Our own observations
confirm that Clinton had a decidedly casual approach to terrorism,
treating it as a law enforcement matter, refusing to capture Osama
bin Laden, and sometimes lobbing gratuitous cruise missiles at
Iraq or aspirin factories in Sudan.
And we certainly
mustn't accept the convenient Democratic revisionism that any
Democratic president would have responded with the same zeal against
terrorism after 9-11 that President Bush has. What basis is there
to believe that Clinton, Gore or Kerry would have reacted with
similar force when they've berated Bush and resisted him almost
every step of the way?
We don't even
know for sure if in office any of them would have attacked the
Taliban. We just don't know. Odds are, they wouldn't have attacked
Iraq either, liberating 50 million Iraqis and establishing another
democracy in the Middle East not to mention sending a chilling
signal to such dictators as Libya's Qaddafi, causing him to disgorge
his WMD.
It is incomprehensible
that Democrats are painting Bush as weak on terror, given his
record, especially considering that their own torchbearer, John
Kerry, recently complained that Bush has been exaggerating the
terrorist threat.
It isn't just
Kerry. All along liberals in the Democratic Party and in the partisan
press have recoiled at Bush's moral clarity and his supposed simplicity
and lack of nuance. Now they're saying he was lax about terror?

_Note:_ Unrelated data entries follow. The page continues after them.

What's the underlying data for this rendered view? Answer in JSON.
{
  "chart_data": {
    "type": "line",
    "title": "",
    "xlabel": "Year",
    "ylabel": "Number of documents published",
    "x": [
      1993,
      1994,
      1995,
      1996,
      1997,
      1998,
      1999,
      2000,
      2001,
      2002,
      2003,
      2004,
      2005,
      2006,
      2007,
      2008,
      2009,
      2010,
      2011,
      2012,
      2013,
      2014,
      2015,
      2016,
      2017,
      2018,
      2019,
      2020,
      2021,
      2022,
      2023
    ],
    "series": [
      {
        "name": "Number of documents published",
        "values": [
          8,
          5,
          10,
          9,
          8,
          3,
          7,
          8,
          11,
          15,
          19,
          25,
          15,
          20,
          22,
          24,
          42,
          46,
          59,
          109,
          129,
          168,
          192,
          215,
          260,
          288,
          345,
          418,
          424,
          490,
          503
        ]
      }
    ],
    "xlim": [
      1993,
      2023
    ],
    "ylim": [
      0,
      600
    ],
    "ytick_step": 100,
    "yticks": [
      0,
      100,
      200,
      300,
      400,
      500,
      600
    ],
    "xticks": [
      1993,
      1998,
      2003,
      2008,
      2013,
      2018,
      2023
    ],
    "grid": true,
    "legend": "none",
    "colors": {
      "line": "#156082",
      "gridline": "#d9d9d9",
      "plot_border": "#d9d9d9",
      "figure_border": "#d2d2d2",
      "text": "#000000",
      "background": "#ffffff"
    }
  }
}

Which is it: Is Bush a reckless, gun-toting cowboy or a feckless
appeaser blind to the threat of terrorism?
But for argument's
sake, what if we accept as true what Clarke is now saying? Viewed
in the worst possible light to Bush it means that Bush and his
advisors didn't take seriously enough the terrorist threat before
9-11. So what? Can anyone objectively deny that he has approached
it with gravity since?
The only possible
relevance of dredging up Bush's alleged dereliction prior to 9-11
is to imply that had Bush been more engaged, 9-11 could have been
prevented. Why else would Clarke be issuing that presumptuously
inappropriate apology to the 9-11 victims' families?
But no rational
person believes that Bush could have prevented the attacks, so
few would make the charge openly. Instead, they deliberately plant
the seeds of a suggestion and leave it hanging in the air to create
a stench around President Bush, hoping to discredit his performance
as commander in chief.
One of the
worst aspects of this investigation is its implicit assumption
that we could have prevented 9-11, as if intelligence is an exact
science and as if all terrorist attacks are wholly preventable.

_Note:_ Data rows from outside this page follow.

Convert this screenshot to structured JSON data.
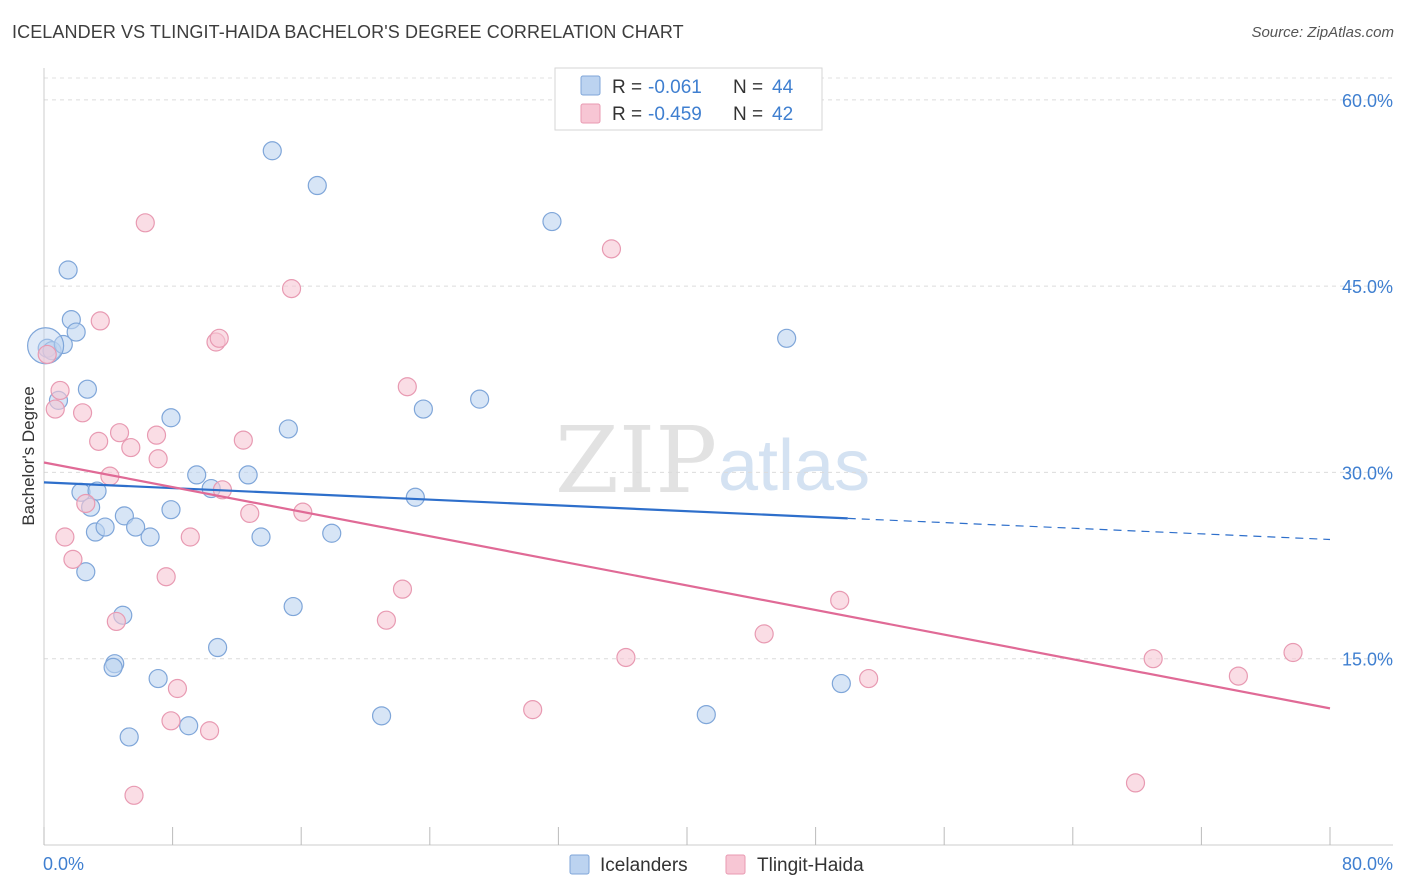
{
  "header": {
    "title": "ICELANDER VS TLINGIT-HAIDA BACHELOR'S DEGREE CORRELATION CHART",
    "source": "Source: ZipAtlas.com"
  },
  "watermark": {
    "part1": "ZIP",
    "part2": "atlas"
  },
  "legend_top": {
    "rows": [
      {
        "r_label": "R =",
        "r_value": "-0.061",
        "n_label": "N =",
        "n_value": "44"
      },
      {
        "r_label": "R =",
        "r_value": "-0.459",
        "n_label": "N =",
        "n_value": "42"
      }
    ]
  },
  "colors": {
    "icelanders_fill": "#bcd3f0",
    "icelanders_stroke": "#7fa6d9",
    "icelanders_line": "#2e6fcb",
    "tlingit_fill": "#f7c6d4",
    "tlingit_stroke": "#e89ab2",
    "tlingit_line": "#e06a96",
    "value_blue": "#3f7fd0"
  },
  "chart_data": {
    "type": "scatter",
    "title": "ICELANDER VS TLINGIT-HAIDA BACHELOR'S DEGREE CORRELATION CHART",
    "xlabel": "",
    "ylabel": "Bachelor's Degree",
    "xlim": [
      0,
      80
    ],
    "ylim": [
      0,
      62
    ],
    "x_tick_labels": [
      "0.0%",
      "80.0%"
    ],
    "y_ticks": [
      15,
      30,
      45,
      60
    ],
    "y_tick_labels": [
      "15.0%",
      "30.0%",
      "45.0%",
      "60.0%"
    ],
    "grid": true,
    "legend_position": "bottom",
    "series": [
      {
        "name": "Icelanders",
        "r": -0.061,
        "n": 44,
        "trend": {
          "x_start": 0,
          "y_start": 29.2,
          "x_solid_end": 50,
          "y_solid_end": 26.3,
          "x_end": 80,
          "y_end": 24.6
        },
        "points": [
          [
            0.2,
            40.0
          ],
          [
            0.5,
            39.8
          ],
          [
            1.2,
            40.3
          ],
          [
            0.9,
            35.8
          ],
          [
            1.5,
            46.3
          ],
          [
            1.7,
            42.3
          ],
          [
            2.0,
            41.3
          ],
          [
            2.7,
            36.7
          ],
          [
            2.3,
            28.4
          ],
          [
            2.9,
            27.2
          ],
          [
            3.3,
            28.5
          ],
          [
            3.2,
            25.2
          ],
          [
            3.8,
            25.6
          ],
          [
            2.6,
            22.0
          ],
          [
            5.0,
            26.5
          ],
          [
            5.7,
            25.6
          ],
          [
            6.6,
            24.8
          ],
          [
            7.9,
            34.4
          ],
          [
            7.9,
            27.0
          ],
          [
            9.5,
            29.8
          ],
          [
            10.4,
            28.7
          ],
          [
            12.7,
            29.8
          ],
          [
            13.5,
            24.8
          ],
          [
            14.2,
            55.9
          ],
          [
            15.2,
            33.5
          ],
          [
            15.5,
            19.2
          ],
          [
            17.0,
            53.1
          ],
          [
            17.9,
            25.1
          ],
          [
            4.9,
            18.5
          ],
          [
            4.4,
            14.6
          ],
          [
            4.3,
            14.3
          ],
          [
            7.1,
            13.4
          ],
          [
            10.8,
            15.9
          ],
          [
            9.0,
            9.6
          ],
          [
            5.3,
            8.7
          ],
          [
            21.0,
            10.4
          ],
          [
            23.1,
            28.0
          ],
          [
            23.6,
            35.1
          ],
          [
            27.1,
            35.9
          ],
          [
            31.6,
            50.2
          ],
          [
            46.2,
            40.8
          ],
          [
            41.2,
            10.5
          ],
          [
            49.6,
            13.0
          ],
          [
            0.1,
            40.2
          ]
        ]
      },
      {
        "name": "Tlingit-Haida",
        "r": -0.459,
        "n": 42,
        "trend": {
          "x_start": 0,
          "y_start": 30.8,
          "x_solid_end": 80,
          "y_solid_end": 11.0,
          "x_end": 80,
          "y_end": 11.0
        },
        "points": [
          [
            0.2,
            39.5
          ],
          [
            0.7,
            35.1
          ],
          [
            1.0,
            36.6
          ],
          [
            1.3,
            24.8
          ],
          [
            1.8,
            23.0
          ],
          [
            2.4,
            34.8
          ],
          [
            2.6,
            27.5
          ],
          [
            3.5,
            42.2
          ],
          [
            3.4,
            32.5
          ],
          [
            4.1,
            29.7
          ],
          [
            4.5,
            18.0
          ],
          [
            4.7,
            33.2
          ],
          [
            5.4,
            32.0
          ],
          [
            5.6,
            4.0
          ],
          [
            6.3,
            50.1
          ],
          [
            7.0,
            33.0
          ],
          [
            7.1,
            31.1
          ],
          [
            7.6,
            21.6
          ],
          [
            7.9,
            10.0
          ],
          [
            8.3,
            12.6
          ],
          [
            9.1,
            24.8
          ],
          [
            10.3,
            9.2
          ],
          [
            10.7,
            40.5
          ],
          [
            10.9,
            40.8
          ],
          [
            11.1,
            28.6
          ],
          [
            12.4,
            32.6
          ],
          [
            12.8,
            26.7
          ],
          [
            15.4,
            44.8
          ],
          [
            16.1,
            26.8
          ],
          [
            21.3,
            18.1
          ],
          [
            22.3,
            20.6
          ],
          [
            22.6,
            36.9
          ],
          [
            30.4,
            10.9
          ],
          [
            35.3,
            48.0
          ],
          [
            36.2,
            15.1
          ],
          [
            44.8,
            17.0
          ],
          [
            49.5,
            19.7
          ],
          [
            51.3,
            13.4
          ],
          [
            69.0,
            15.0
          ],
          [
            67.9,
            5.0
          ],
          [
            74.3,
            13.6
          ],
          [
            77.7,
            15.5
          ]
        ]
      }
    ]
  },
  "legend_bottom": {
    "items": [
      {
        "label": "Icelanders"
      },
      {
        "label": "Tlingit-Haida"
      }
    ]
  }
}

This is not only an unspeakably arrogant attitude, it also shifts
our focus from the true culprits in this war and robs us of some
of the moral energy necessary to fight them.
Without an
infallible crystal ball we can't possibly expect to thwart all
terrorist attacks in perpetuity. These people harbor no respect
for human life, play by no rules, and, above all, are unpredictable.
Yet, amazingly, we have prevented further attacks on American
soil since 9-11.
Isn't that
the real story here and the one Democrats want to blur through
this orchestrated and reprehensible chicanery involving Richard
Clarke?
President
Bush's remarkable record in the War on Terror speaks for itself
-- no matter how brazenly Democrats are trying to suppress it.